Google Can’t Translate “Ness” – I can explain.
The reason why google translate will never outsmart humans is that it cannot – and it may not – ever be able to translate our humanness. Sure that sounds poetic but the concept is quite non-fictitious. Google is impressive, quite marvelous really, nonetheless, Google is a machine, programmed with vocabulary and definitions, for which users are to be grateful. What a great bank of stored information and languages so many people from all parts of the globe can access. But when translating, Google takes the human aspect out of it: that we are spiritual, emotional, relational beings and it translates words as we would say it in Brazilian Portuguese “ao pé da letra” literally. By the way, a human translated that.
Google can’t do a few thing humans can
Google can’t do a few thing humans can: read between the lines, decipher sarcasm from disdain from flirtatiousness to shyness to nervousness. Google can read no feelings, no moods, no vibes, no verbal cues. Google gets no inside jokes or folk sayings, political parties’ slang or the type of slang teenagers add yearly to dictionaries all over the world. Google can’t relate expressions or adopt changes due to personality types or time of day. Google is flat, quite simply it translates it like it is.
Humans make language more fun and complex, giving various meanings to the same word and deeming unexpected ones to others that humans only could understand. Why? How? Apart from translation, there’s interpretation, another human aspect the mighty Google cannot match, for we have the ability to interpret not only what’s written but what’s around it and in it.
The beautiful translation dance
The beautiful dance seen in conversations, essays, speeches, song lyrics, poems, slogans and catchphrases that each writer shows off with is only made possible by their own individual voicing, their personal way of communicating. Placing their thoughts within letters of the alphabet and being known, heard, and understood through words. Google could never store all that is behind what the given writer is stating in words.

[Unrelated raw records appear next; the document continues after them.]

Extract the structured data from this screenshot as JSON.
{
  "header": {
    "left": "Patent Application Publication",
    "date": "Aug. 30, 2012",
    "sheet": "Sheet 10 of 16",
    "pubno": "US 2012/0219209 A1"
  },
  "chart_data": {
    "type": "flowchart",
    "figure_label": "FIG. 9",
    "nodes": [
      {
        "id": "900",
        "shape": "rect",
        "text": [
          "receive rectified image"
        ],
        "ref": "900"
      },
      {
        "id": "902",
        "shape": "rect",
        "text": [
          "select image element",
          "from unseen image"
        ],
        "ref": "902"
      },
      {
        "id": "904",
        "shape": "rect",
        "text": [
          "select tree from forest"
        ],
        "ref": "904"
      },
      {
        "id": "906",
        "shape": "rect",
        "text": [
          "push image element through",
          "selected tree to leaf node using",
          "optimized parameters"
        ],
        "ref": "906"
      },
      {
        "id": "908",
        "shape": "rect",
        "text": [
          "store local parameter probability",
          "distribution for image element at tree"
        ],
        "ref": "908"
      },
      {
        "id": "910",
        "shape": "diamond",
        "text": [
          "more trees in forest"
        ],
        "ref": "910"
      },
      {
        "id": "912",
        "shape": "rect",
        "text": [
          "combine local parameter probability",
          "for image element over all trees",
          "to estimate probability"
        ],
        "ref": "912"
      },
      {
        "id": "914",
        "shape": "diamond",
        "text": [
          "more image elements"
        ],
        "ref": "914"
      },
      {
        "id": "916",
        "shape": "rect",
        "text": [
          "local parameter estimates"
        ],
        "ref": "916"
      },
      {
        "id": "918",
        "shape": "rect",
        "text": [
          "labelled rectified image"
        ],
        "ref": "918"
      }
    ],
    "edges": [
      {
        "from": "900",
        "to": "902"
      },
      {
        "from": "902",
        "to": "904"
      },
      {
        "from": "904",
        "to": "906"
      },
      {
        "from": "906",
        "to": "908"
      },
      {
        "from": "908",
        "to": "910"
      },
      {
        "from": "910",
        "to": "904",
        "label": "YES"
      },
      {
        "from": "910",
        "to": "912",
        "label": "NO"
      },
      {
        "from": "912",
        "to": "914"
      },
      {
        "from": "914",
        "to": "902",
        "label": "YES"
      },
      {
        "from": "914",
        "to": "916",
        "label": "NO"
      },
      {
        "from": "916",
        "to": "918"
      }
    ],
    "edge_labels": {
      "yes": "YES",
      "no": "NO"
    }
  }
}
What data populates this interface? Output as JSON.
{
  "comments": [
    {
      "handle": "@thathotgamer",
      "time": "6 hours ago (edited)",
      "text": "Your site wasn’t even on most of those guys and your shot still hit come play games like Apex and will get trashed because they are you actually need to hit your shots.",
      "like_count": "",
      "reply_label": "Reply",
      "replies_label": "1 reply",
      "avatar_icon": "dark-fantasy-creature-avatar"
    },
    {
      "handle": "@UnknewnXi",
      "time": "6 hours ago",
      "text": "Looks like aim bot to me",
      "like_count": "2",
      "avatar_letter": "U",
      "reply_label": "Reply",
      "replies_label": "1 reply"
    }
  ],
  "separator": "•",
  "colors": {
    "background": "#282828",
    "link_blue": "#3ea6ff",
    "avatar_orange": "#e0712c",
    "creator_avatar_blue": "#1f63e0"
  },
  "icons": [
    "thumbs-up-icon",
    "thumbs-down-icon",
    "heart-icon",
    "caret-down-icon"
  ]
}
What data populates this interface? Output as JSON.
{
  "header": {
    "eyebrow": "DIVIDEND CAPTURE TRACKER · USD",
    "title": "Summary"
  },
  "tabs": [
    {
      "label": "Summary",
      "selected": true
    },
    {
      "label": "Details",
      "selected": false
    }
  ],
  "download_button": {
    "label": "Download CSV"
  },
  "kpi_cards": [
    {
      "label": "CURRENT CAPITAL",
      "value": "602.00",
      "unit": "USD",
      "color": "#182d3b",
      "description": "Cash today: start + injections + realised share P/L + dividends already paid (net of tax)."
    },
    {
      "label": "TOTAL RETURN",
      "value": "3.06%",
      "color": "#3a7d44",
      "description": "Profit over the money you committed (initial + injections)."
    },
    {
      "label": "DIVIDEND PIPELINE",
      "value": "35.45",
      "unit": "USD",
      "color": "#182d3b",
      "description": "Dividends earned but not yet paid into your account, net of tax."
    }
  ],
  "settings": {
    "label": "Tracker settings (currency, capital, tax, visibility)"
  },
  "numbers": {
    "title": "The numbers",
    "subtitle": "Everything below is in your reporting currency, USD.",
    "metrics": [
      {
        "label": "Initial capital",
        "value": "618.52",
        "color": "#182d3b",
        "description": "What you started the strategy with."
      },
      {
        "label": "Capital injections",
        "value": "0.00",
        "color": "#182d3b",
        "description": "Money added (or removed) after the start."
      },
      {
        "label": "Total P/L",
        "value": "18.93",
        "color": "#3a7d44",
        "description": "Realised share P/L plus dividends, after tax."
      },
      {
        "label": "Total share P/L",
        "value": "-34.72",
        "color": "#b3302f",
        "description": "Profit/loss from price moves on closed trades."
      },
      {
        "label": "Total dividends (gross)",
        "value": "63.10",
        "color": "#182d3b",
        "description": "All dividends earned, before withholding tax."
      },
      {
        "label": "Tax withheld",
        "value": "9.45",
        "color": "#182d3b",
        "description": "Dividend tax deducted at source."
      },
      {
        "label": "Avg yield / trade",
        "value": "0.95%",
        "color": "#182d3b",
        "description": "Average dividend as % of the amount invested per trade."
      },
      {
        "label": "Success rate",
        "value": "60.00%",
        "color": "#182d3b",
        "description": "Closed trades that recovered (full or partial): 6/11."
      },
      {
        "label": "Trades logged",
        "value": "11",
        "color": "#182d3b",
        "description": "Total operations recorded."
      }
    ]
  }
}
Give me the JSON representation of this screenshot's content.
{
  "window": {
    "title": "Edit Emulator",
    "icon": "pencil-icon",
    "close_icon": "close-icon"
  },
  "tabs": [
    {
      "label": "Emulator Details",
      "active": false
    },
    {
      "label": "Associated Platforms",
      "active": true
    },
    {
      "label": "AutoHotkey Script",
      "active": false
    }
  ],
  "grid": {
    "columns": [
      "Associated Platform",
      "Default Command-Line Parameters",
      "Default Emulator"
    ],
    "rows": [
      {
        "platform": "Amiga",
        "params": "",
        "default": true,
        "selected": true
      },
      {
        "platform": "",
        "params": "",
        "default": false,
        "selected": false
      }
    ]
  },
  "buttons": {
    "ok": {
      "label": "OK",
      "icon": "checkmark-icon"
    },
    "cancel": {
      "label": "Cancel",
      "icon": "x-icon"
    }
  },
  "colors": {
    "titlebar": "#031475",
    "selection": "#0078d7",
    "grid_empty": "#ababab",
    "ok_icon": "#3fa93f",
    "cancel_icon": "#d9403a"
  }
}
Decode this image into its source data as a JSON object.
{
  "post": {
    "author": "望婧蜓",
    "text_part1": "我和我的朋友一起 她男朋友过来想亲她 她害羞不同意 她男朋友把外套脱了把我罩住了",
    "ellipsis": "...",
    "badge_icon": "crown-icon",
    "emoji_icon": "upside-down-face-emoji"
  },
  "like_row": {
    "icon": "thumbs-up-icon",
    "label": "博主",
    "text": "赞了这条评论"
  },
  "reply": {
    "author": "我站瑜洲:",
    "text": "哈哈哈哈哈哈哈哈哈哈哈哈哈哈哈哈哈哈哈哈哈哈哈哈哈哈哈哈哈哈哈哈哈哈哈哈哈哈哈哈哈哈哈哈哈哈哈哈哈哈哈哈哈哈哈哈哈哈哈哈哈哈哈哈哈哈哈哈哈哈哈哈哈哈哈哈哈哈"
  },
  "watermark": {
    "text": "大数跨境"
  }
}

Therefore missing much of its significance, which gives more weight as to why individuals and companies choose professional interpreters to translate documents, events, conferences, and the like.
If there was a competition human beings should not worry, there’s no machine that could ever match the level of intricacy that human possesses when forming ways of communicating. But since there is no official competition, Google can remain an auxiliary, and armrest to lean on when one needs a little less “ness” and have it just the way it is.